The report states: “The Commission has outlined seven key pillars for recovery with detailed recommendations covering: geography and local power; poverty and living standards; early years; education; apprenticeships and adult skills; digital access; and work and career progression.
“The Commission has frequently highlighted the importance of tackling geographical inequalities and supports the UK Government’s focus on this. But it wants to ensure that levelling up is as much about investment in people as it is about infrastructure.”
According to the report, around one in three (4.3 million) children in the UK which is 700,000 more than in 2012.
Both the child payment increase and the end to the two child limit for Universal Credit are part of the SMC’s £14 billion stimulus package to address the issue of child poverty.
The commission estimates that 1.5 million children across the country will be pulled out of poverty and deprivation if the government was to adopt this measure.
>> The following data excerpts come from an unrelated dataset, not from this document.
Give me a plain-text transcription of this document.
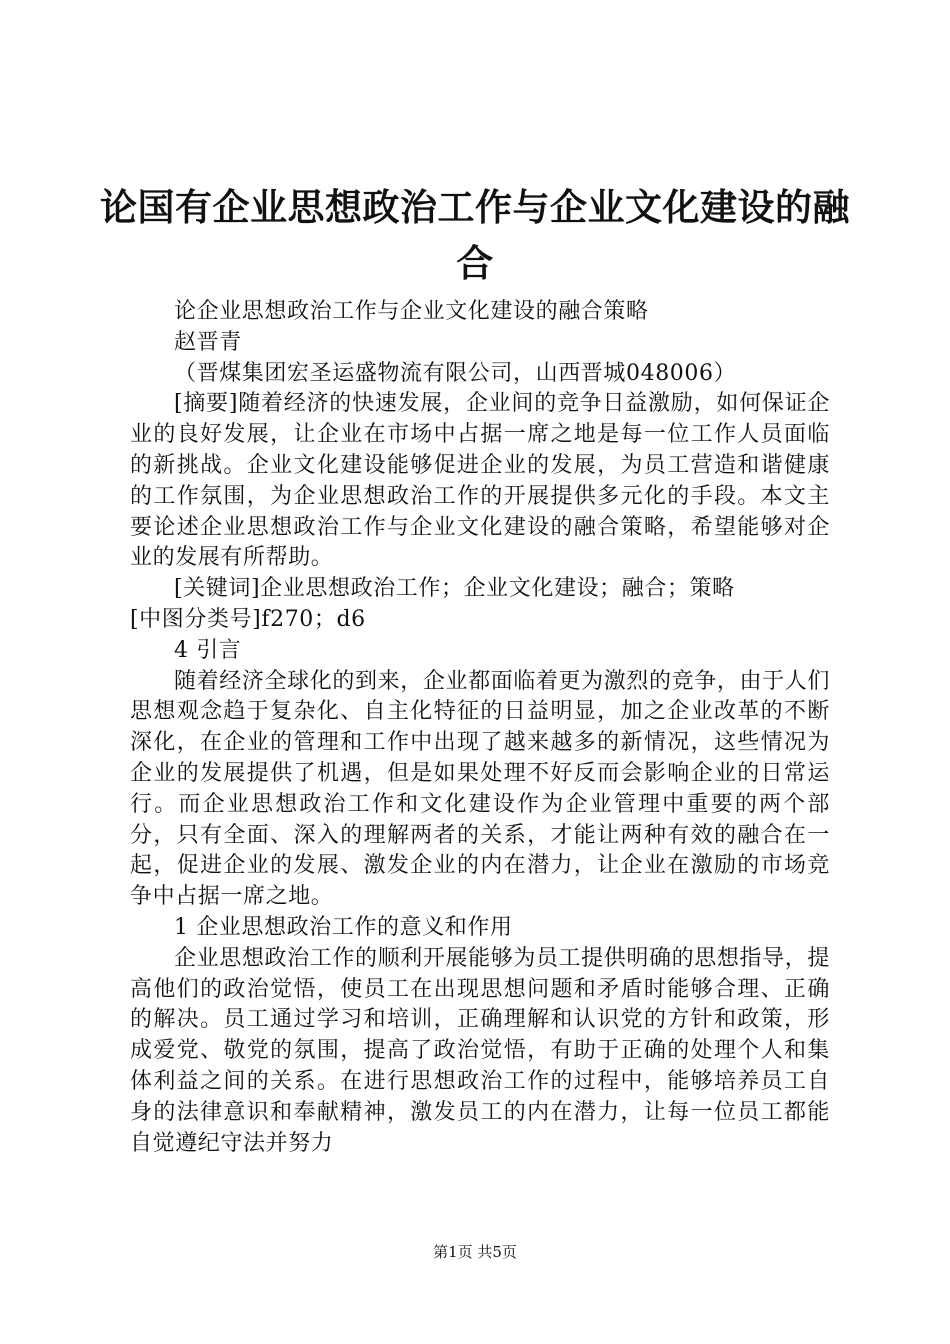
论国有企业思想政治工作与企业文化建设的融合

论企业思想政治工作与企业文化建设的融合策略

赵晋青

（晋煤集团宏圣运盛物流有限公司，山西晋城048006）

[摘要]随着经济的快速发展，企业间的竞争日益激励，如何保证企业的良好发展，让企业在市场中占据一席之地是每一位工作人员面临的新挑战。企业文化建设能够促进企业的发展，为员工营造和谐健康的工作氛围，为企业思想政治工作的开展提供多元化的手段。本文主要论述企业思想政治工作与企业文化建设的融合策略，希望能够对企业的发展有所帮助。

[关键词]企业思想政治工作；企业文化建设；融合；策略

[中图分类号]f270；d6

4 引言

随着经济全球化的到来，企业都面临着更为激烈的竞争，由于人们思想观念趋于复杂化、自主化特征的日益明显，加之企业改革的不断深化，在企业的管理和工作中出现了越来越多的新情况，这些情况为企业的发展提供了机遇，但是如果处理不好反而会影响企业的日常运行。而企业思想政治工作和文化建设作为企业管理中重要的两个部分，只有全面、深入的理解两者的关系，才能让两种有效的融合在一起，促进企业的发展、激发企业的内在潜力，让企业在激励的市场竞争中占据一席之地。

1 企业思想政治工作的意义和作用

企业思想政治工作的顺利开展能够为员工提供明确的思想指导，提高他们的政治觉悟，使员工在出现思想问题和矛盾时能够合理、正确的解决。员工通过学习和培训，正确理解和认识党的方针和政策，形成爱党、敬党的氛围，提高了政治觉悟，有助于正确的处理个人和集体利益之间的关系。在进行思想政治工作的过程中，能够培养员工自身的法律意识和奉献精神，激发员工的内在潜力，让每一位员工都能自觉遵纪守法并努力

第1页 共5页
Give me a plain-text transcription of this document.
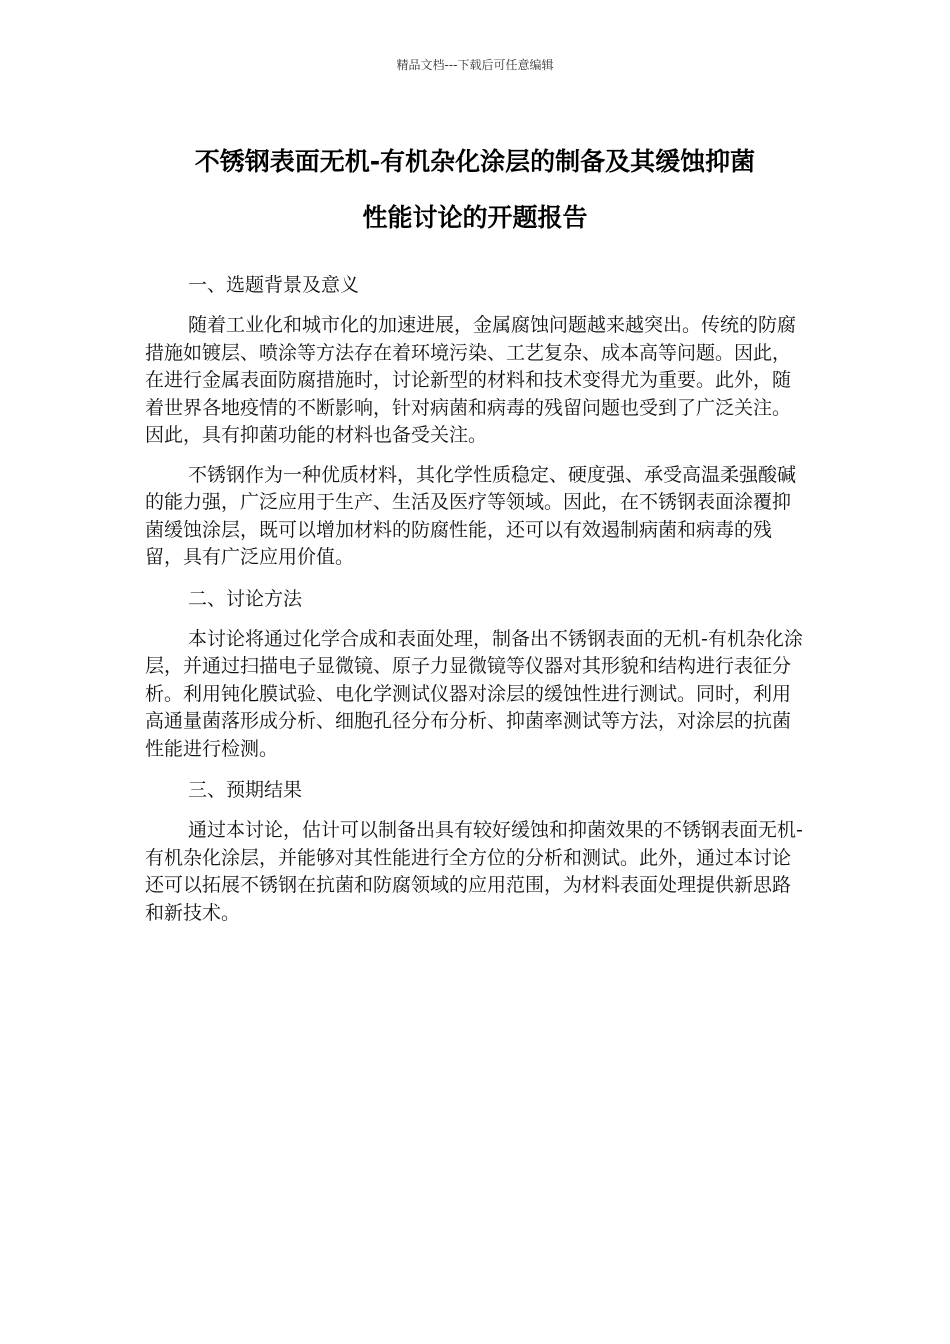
精品文档---下载后可任意编辑
不锈钢表面无机-有机杂化涂层的制备及其缓蚀抑菌
性能讨论的开题报告
一、选题背景及意义

随着工业化和城市化的加速进展，金属腐蚀问题越来越突出。传统的防腐措施如镀层、喷涂等方法存在着环境污染、工艺复杂、成本高等问题。因此，在进行金属表面防腐措施时，讨论新型的材料和技术变得尤为重要。此外，随着世界各地疫情的不断影响，针对病菌和病毒的残留问题也受到了广泛关注。因此，具有抑菌功能的材料也备受关注。

不锈钢作为一种优质材料，其化学性质稳定、硬度强、承受高温柔强酸碱的能力强，广泛应用于生产、生活及医疗等领域。因此，在不锈钢表面涂覆抑菌缓蚀涂层，既可以增加材料的防腐性能，还可以有效遏制病菌和病毒的残留，具有广泛应用价值。

二、讨论方法

本讨论将通过化学合成和表面处理，制备出不锈钢表面的无机-有机杂化涂层，并通过扫描电子显微镜、原子力显微镜等仪器对其形貌和结构进行表征分析。利用钝化膜试验、电化学测试仪器对涂层的缓蚀性进行测试。同时，利用高通量菌落形成分析、细胞孔径分布分析、抑菌率测试等方法，对涂层的抗菌性能进行检测。

三、预期结果

通过本讨论，估计可以制备出具有较好缓蚀和抑菌效果的不锈钢表面无机-有机杂化涂层，并能够对其性能进行全方位的分析和测试。此外，通过本讨论还可以拓展不锈钢在抗菌和防腐领域的应用范围，为材料表面处理提供新思路和新技术。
Furthermore, the package is part of a wider series of recommended recovery measures by the public body.
These measures include extending early years’ child care; additional funds for school children suffering in poverty; and a student premium for disadvantaged students between the ages of 16 and 19.
The SMC has asked the government to consider placing social mobility at the centre of its “levelling up” agenda, with the child benefit rise being a key part of it.
Addressing the report, Sandra Wallace, the interim Co-Chair of the SMC, explained: “Now is the time to take action and we must not shy away from difficult decisions. Now is the moment to level up opportunities for children across the country.
“Ending child poverty and investing significantly in education are two of the most impactful and influential things the UK government can do to improve social mobility.”
Steve Cooper, another interim Co-Chair of the SMC, said: “A recovery programme presents a chance to put social mobility at the top of the agenda, but it will have to be a group effort.
He added: “The UK Government urgently needs to take note of the issues raised in this report and put in place the proposed measures to help give children the best start in life.”